Faut-il faire évoluer tous les Business Managers confirmés vers l'encadrement ?

Frédéric Le Pennec·25 février 2026

Promouvoir un excellent Business Manager vers l'encadrement n'est pas toujours une progression naturelle. Sans rôle clarifié ni aptitudes testées, l'entreprise risque de perdre un bon opérationnel et de fragiliser ses juniors.

Faut-il faire évoluer tous les Business Managers confirmés vers l'encadrement ?

Faire d'un excellent Business Manager un manager de jeunes BM paraît être une promotion naturelle. C'est parfois une très bonne décision. C'est aussi l'une des manières les plus classiques de perdre un excellent opérationnel et de créer un encadrant en difficulté.

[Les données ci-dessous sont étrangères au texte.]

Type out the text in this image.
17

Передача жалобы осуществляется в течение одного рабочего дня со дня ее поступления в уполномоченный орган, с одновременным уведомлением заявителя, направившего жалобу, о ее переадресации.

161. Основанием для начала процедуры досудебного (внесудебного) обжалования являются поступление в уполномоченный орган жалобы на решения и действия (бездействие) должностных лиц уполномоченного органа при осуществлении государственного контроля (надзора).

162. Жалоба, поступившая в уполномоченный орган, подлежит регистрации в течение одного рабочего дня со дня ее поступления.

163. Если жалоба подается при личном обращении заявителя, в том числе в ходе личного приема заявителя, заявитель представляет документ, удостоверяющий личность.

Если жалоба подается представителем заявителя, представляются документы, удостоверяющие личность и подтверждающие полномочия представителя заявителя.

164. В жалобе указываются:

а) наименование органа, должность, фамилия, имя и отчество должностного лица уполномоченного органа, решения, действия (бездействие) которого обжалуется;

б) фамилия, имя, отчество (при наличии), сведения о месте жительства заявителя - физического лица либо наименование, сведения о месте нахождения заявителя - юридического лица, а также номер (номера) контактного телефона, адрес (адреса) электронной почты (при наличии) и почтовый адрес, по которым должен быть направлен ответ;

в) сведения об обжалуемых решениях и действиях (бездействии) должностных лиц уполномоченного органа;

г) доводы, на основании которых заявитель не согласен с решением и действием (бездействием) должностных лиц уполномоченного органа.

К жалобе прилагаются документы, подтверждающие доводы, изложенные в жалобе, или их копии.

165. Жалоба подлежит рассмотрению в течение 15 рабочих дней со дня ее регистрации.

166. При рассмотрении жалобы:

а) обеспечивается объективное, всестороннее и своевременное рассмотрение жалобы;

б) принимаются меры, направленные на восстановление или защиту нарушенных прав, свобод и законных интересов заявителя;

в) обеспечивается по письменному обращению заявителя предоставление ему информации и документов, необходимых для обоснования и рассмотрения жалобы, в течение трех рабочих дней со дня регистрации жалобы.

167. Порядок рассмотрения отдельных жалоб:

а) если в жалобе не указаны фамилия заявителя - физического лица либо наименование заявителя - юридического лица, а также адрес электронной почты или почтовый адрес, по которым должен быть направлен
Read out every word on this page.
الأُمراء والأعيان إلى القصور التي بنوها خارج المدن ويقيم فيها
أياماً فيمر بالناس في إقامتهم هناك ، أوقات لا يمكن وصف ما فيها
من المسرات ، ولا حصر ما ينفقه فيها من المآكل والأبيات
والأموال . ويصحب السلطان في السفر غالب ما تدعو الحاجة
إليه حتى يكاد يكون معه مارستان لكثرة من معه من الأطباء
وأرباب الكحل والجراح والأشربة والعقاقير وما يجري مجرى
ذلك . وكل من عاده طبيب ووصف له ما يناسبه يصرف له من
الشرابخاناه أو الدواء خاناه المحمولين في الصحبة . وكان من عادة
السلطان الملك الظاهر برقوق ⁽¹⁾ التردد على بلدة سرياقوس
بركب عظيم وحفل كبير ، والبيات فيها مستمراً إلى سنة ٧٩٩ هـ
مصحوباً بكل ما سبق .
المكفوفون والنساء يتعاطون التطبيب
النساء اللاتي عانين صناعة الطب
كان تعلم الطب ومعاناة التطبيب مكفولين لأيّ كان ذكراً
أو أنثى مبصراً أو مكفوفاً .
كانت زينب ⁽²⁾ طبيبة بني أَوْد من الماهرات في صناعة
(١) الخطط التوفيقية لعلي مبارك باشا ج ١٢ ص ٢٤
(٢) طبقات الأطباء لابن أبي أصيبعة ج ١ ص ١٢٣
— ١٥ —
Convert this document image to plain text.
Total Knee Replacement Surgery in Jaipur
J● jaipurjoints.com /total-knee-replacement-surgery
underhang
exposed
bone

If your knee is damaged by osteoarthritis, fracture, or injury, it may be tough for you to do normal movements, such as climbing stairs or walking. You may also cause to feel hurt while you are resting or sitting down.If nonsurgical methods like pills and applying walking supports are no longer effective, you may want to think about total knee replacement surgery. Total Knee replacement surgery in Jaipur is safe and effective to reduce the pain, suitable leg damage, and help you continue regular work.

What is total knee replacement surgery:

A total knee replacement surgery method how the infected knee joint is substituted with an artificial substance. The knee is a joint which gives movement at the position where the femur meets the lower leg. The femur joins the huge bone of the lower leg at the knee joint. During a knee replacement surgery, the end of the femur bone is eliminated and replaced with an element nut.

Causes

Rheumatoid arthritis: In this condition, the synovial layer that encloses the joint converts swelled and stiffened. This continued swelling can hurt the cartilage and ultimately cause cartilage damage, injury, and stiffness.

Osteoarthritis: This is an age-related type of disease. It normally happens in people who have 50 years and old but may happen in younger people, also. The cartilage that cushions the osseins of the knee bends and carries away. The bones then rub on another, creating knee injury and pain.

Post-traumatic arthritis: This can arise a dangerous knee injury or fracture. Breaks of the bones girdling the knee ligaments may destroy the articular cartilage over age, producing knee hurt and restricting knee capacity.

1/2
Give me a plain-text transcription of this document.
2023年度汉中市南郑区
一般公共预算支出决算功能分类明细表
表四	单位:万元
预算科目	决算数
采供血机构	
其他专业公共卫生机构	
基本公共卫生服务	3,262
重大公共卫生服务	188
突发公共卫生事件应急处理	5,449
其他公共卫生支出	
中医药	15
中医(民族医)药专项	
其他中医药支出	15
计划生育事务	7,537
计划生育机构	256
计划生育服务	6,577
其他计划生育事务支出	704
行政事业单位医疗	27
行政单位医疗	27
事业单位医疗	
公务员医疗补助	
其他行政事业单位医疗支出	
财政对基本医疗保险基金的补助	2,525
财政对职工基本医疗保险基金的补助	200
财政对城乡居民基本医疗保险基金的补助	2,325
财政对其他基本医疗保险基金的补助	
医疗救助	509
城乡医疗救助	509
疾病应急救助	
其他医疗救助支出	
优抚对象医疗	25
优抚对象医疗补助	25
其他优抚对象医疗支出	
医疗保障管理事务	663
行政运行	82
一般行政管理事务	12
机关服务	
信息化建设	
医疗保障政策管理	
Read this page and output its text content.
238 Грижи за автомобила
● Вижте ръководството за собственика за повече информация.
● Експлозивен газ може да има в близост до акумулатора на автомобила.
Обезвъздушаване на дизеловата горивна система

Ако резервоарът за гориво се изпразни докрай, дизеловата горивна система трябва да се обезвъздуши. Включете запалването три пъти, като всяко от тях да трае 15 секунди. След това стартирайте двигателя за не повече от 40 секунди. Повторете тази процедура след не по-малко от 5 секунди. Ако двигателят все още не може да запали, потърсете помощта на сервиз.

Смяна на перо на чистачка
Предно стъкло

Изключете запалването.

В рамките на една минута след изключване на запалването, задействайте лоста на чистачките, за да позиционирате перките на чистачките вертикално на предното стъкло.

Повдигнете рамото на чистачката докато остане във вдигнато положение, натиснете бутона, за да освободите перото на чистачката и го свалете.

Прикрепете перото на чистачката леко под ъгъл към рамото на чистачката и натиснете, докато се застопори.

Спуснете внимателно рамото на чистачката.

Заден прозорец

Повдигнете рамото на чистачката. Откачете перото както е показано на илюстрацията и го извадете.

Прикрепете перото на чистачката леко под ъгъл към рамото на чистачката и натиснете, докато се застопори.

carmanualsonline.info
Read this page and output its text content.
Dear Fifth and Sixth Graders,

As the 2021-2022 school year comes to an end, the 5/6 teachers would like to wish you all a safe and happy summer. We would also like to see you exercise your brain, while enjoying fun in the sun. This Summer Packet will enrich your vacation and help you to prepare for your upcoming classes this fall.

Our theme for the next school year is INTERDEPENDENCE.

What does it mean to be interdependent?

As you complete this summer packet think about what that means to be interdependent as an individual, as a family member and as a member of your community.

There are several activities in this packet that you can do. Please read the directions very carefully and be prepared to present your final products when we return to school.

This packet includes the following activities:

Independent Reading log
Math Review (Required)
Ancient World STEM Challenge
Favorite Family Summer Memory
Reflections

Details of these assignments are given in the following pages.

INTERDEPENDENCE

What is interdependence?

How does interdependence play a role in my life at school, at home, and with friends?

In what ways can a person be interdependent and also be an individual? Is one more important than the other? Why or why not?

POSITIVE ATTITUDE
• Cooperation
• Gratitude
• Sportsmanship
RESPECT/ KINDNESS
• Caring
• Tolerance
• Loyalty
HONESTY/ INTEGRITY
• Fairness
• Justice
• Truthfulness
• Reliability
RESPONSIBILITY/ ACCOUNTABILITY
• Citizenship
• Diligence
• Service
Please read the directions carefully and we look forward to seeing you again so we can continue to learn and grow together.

Dans beaucoup d'ESN et de sociétés de conseil, la trajectoire semble écrite d'avance. Le Business Manager commence junior, devient confirmé lorsqu'il maîtrise son activité, puis Senior lorsqu'il prend sous sa responsabilité un ou plusieurs jeunes BM.

Le parcours est simple à expliquer. Il donne une perspective visible aux équipes et permet à l'entreprise de créer des relais de management sans aller systématiquement les chercher à l'extérieur. Sur le papier, tout s'emboîte parfaitement : plus d'expérience, donc plus de responsabilités.

Mais cette logique devient risquée lorsqu'elle se transforme en automatisme.

Un Business Manager confirmé ne devient pas Senior parce qu'il a suffisamment attendu, parce qu'il a dépassé ses objectifs ou parce qu'il faut absolument le remotiver. Il le devient lorsqu'il est capable — et désireux — de changer de registre.

Passer Senior ne consiste pas à faire davantage le même métier. Cela consiste à assumer une partie de métier différente.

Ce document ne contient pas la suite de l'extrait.